Maksat eğer tornacılık, tesviyecilik, silahşorluk yahut halkla ilişkiler gibi meslek ve sanat okulu değilse, gerçek anlamda İLİM ise, o zaman o ilim alanında insan evladının bugüne dek ürettiği her şeyi bilmek, öğrenmek ve anlamakla, bunlar yetmez ona katkıda bulunmakla mükellefsin. İlmi bizimki / onlarınki diye ayırmaya başladın mı battın gitti, militan olursun, amigo olursun, bir orduya nefer olursun, sürüde davar olursun, ama ALİM olamazsın.

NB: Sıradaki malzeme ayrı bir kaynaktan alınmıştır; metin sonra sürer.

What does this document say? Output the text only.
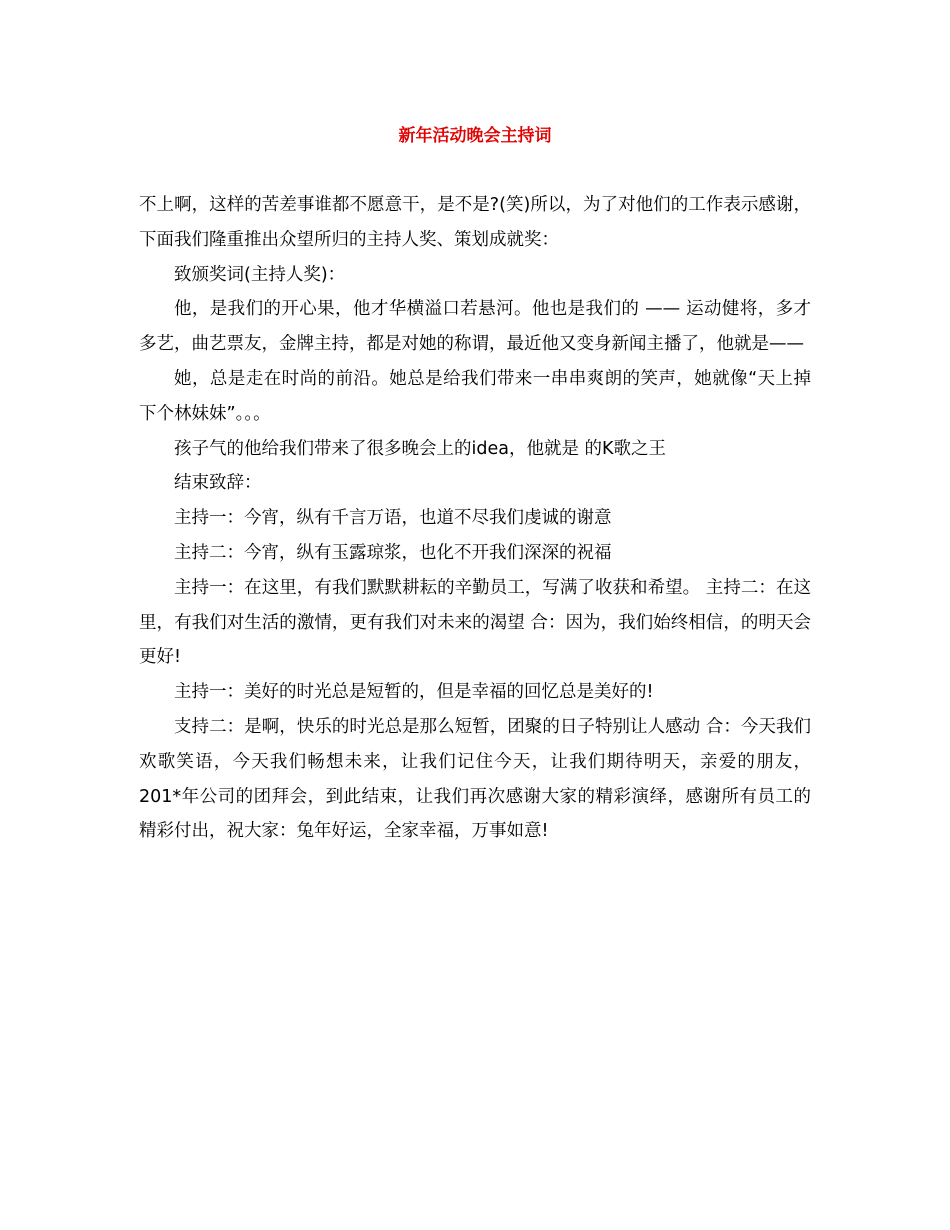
新年活动晚会主持词

不上啊，这样的苦差事谁都不愿意干，是不是?(笑)所以，为了对他们的工作表示感谢，下面我们隆重推出众望所归的主持人奖、策划成就奖：

致颁奖词(主持人奖)：

他，是我们的开心果，他才华横溢口若悬河。他也是我们的 —— 运动健将，多才多艺，曲艺票友，金牌主持，都是对她的称谓，最近他又变身新闻主播了，他就是——

她，总是走在时尚的前沿。她总是给我们带来一串串爽朗的笑声，她就像“天上掉下个林妹妹”。。。

孩子气的他给我们带来了很多晚会上的idea，他就是 的K歌之王

结束致辞：

主持一：今宵，纵有千言万语，也道不尽我们虔诚的谢意

主持二：今宵，纵有玉露琼浆，也化不开我们深深的祝福

主持一：在这里，有我们默默耕耘的辛勤员工，写满了收获和希望。 主持二：在这里，有我们对生活的激情，更有我们对未来的渴望 合：因为，我们始终相信，的明天会更好!

主持一：美好的时光总是短暂的，但是幸福的回忆总是美好的!

支持二：是啊，快乐的时光总是那么短暂，团聚的日子特别让人感动 合：今天我们欢歌笑语，今天我们畅想未来，让我们记住今天，让我们期待明天，亲爱的朋友，201*年公司的团拜会，到此结束，让我们再次感谢大家的精彩演绎，感谢所有员工的精彩付出，祝大家：兔年好运，全家幸福，万事如意!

Çok dil bilen adamlar da yok mu, var.
X dilinde eğitim görüp W, Y, Z dillerinde ilmi eserleri takip etmek mümkündür, bazen olabilir, imkânsız değil. Ama pratikte, ilim en çok hangi dilde üretilmişse yüksek öğrenimi o dilde yapmak en basit ve kolay yolmuş gibi geliyor bana. Boşuna zahmet çekmezsin. Gidip dünyanın bir yerinde ilmi bir tebliğ sunman gerektiği zaman millet ne dediğini anlar, sıkıntıdan esnemez.
Üniversitede Türkçe de Türkçe diye tutturanlar memleketten gerçek bilim adamı çıksın istemiyorlar sanırım, başka izahı yok. Kendilerinin ne kadar kof olduğu anlaşılmasın diye midir, nedir?